The island offers a secure position to carry out surveillance and unmanned strikes, without fear of land reprisal. The volcanic rock also features a number of limited docks, which are already seeing use by the pro-Saudi government’s coast guard.
But even if the island is not converted to a military fortress, it still grants an easy capability for shipping interdiction and interruption. With the Bab el Mandab straits only 32 kilometers across, a combination of missile placements could effectively deny access or impose control over the area with relative ease, similar to China’s use of its newly constructed Spratly island bases in the South China Sea. Alternatively, it could be used to effectively protect ships from piracy and terrorism to great effect.
Nonetheless, even if the UAE or Saudi Arabia set up shop on the island, Houthi rebel capabilities have advanced to the point that the newly constructed base is still within range of Houthi missiles or suicide drones.
Houthi capabilities, made possible with Iranian support, have only been on the rise. On March 7 Houthi rebels launched eight missiles and 14 unmanned drone strikes on four Saudi Arabian cities, marking the largest attack of its kind by Houthi rebels against the Kingdom. With that firepower, it's unlikely Iranian-backed militias would not target the island if it was operated by the UAE or Saudi Arabia.
The reduction in the UAE’s force presence likely comes amid an effort to maximize influence while limiting dangerous exposure in the region.
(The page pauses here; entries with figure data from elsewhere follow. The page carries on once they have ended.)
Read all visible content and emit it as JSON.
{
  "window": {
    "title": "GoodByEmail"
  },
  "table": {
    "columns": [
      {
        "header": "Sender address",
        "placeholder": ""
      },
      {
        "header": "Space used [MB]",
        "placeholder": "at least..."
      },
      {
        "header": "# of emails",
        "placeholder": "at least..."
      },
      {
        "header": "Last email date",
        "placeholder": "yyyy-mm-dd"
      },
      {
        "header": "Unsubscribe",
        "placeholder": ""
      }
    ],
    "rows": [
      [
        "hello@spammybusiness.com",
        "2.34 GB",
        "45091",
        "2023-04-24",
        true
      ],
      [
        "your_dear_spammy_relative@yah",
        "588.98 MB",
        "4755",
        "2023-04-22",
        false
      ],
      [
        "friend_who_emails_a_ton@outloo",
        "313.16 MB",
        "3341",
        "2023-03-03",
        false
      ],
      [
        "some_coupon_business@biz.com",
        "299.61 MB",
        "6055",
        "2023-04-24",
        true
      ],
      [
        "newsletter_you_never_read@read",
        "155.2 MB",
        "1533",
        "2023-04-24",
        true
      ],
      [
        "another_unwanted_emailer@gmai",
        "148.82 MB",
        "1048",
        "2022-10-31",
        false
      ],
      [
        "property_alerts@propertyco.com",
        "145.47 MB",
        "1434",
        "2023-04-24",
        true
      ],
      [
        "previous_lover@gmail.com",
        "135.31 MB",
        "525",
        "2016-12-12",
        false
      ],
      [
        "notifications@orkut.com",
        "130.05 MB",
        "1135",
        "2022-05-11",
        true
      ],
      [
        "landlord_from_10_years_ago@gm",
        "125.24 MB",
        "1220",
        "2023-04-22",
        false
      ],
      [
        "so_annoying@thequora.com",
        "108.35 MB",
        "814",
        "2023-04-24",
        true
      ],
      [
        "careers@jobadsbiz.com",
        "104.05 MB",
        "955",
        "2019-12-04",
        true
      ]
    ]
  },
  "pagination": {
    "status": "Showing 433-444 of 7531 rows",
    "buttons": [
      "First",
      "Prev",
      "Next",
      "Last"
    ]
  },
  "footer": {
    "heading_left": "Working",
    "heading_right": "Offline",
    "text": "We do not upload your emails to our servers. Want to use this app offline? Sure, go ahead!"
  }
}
In spite of reducing its military footprint, the UAE continues to finance and support Yemeni militias including the Security Belt forces, Hadrami elite forces, Shabwani, Abu al-Abbas brigade and West coast forces, who operate independently of the UN-recognized Yemeni government.
While it remains to be seen whether the UAE or Saudi Arabia will go forward with establishing a full base on the island, it remains a sign that Gulf involvement in Yemen is not on the wane, but now entrenched in one of the most strategic islands in the region.